Abstract:Generating synthetic financial time series that preserve statistical properties of real market data is essential for stress testing, risk model validation, and scenario design. Existing approaches, from parametric models to deep generative networks, struggle to simultaneously reproduce heavy-tailed distributions, negligible linear autocorrelation, and persistent volatility clustering. We propose a hybrid hidden Markov framework that discretizes continuous excess growth rates into Laplace quantile-defined market states and augments regime switching with a Poisson-driven jump-duration mechanism to enforce realistic tail-state dwell times. Parameters are estimated by direct transition counting, bypassing the Baum-Welch EM algorithm. Synthetic data quality is evaluated using Kolmogorov-Smirnov and Anderson-Darling pass rates for distributional fidelity, and ACF mean absolute error for temporal structure.

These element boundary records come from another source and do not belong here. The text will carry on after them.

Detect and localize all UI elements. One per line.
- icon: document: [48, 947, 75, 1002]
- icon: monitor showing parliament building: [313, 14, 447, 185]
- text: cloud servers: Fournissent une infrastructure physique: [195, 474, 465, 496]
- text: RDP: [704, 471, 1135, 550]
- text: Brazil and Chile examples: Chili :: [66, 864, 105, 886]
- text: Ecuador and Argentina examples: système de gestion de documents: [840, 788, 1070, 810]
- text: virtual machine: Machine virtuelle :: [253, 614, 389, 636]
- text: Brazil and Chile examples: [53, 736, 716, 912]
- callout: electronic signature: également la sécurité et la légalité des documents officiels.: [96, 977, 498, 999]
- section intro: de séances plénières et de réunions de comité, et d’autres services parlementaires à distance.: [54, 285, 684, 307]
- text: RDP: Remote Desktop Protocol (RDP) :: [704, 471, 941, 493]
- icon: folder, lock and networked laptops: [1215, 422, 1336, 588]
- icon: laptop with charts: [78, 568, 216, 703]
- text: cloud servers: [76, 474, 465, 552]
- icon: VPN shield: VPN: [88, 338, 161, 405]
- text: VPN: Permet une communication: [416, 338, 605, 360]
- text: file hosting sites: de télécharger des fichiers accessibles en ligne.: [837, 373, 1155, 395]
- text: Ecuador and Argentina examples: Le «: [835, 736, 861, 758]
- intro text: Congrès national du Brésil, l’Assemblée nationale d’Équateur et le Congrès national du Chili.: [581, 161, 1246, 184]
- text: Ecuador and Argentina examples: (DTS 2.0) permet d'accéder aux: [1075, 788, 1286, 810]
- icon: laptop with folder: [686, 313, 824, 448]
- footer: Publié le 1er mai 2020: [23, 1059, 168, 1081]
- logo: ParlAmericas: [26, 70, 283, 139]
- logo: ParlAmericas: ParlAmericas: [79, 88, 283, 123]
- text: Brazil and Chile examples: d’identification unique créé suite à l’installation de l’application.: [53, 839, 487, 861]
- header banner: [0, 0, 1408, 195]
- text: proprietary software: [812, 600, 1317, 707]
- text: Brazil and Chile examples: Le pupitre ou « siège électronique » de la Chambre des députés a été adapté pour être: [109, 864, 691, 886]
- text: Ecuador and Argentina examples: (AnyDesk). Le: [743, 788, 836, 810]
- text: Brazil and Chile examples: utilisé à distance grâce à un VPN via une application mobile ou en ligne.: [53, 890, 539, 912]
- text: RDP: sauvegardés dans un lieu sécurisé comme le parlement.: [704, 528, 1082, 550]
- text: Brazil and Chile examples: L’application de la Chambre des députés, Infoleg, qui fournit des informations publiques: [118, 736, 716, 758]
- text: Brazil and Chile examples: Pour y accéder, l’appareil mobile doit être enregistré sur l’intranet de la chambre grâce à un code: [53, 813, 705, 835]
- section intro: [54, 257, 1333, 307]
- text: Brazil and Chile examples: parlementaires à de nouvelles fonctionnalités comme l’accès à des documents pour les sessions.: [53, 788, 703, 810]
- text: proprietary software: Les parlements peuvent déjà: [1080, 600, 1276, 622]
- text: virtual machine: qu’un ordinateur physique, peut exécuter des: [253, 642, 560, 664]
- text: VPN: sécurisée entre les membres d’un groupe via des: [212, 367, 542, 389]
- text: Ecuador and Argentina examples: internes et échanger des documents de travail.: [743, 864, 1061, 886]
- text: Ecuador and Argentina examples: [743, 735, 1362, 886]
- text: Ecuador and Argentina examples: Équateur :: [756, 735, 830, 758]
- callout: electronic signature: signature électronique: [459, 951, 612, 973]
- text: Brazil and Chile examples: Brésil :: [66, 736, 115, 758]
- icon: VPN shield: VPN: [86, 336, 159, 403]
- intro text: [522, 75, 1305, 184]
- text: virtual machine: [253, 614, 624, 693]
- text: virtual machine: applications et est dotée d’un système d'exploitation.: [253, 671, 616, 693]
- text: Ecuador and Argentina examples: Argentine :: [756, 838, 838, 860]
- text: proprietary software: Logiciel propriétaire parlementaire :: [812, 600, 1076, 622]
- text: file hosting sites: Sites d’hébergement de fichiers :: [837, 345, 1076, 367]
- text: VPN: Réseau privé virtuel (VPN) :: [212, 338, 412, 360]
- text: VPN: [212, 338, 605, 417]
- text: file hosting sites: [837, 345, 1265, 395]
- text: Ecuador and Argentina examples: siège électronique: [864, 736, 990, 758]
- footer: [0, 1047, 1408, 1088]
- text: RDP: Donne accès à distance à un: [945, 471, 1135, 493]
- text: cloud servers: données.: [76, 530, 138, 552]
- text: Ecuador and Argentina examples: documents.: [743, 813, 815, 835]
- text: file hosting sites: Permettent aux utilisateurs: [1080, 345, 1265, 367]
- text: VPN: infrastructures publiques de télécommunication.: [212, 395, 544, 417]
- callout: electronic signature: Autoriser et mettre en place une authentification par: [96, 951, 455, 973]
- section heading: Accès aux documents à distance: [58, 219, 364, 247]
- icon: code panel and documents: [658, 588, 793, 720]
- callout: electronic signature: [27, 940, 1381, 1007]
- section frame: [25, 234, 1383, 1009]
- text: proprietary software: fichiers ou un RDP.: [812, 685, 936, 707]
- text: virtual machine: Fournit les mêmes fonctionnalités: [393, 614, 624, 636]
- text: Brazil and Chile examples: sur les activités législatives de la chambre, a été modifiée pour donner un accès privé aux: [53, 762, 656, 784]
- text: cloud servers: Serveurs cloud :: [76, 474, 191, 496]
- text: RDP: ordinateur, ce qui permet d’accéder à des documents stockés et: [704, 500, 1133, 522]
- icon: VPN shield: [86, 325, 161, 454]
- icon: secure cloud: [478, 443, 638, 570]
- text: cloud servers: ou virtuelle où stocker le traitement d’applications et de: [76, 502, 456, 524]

Applied to ten years of SPY data across 1,000 simulated paths, the framework achieves KS and AD pass rates exceeding 97% and 91% in-sample and 94% out-of-sample (calendar year 2025), partially reproducing the ARCH effect that standard regime-switching models miss. No single model dominates all quality dimensions: GARCH(1,1) reproduces volatility clustering more accurately but fails distributional tests (5.5% KS pass rate), while the standard HMM without jumps achieves higher distributional fidelity but cannot generate persistent high-volatility regimes. The proposed framework offers the best joint quality profile across distributional, temporal, and tail-coverage metrics. A Single-Index Model extension propagates the SPY factor path to a 424-asset universe, enabling scalable correlated synthetic path generation while preserving cross-sectional correlation structure.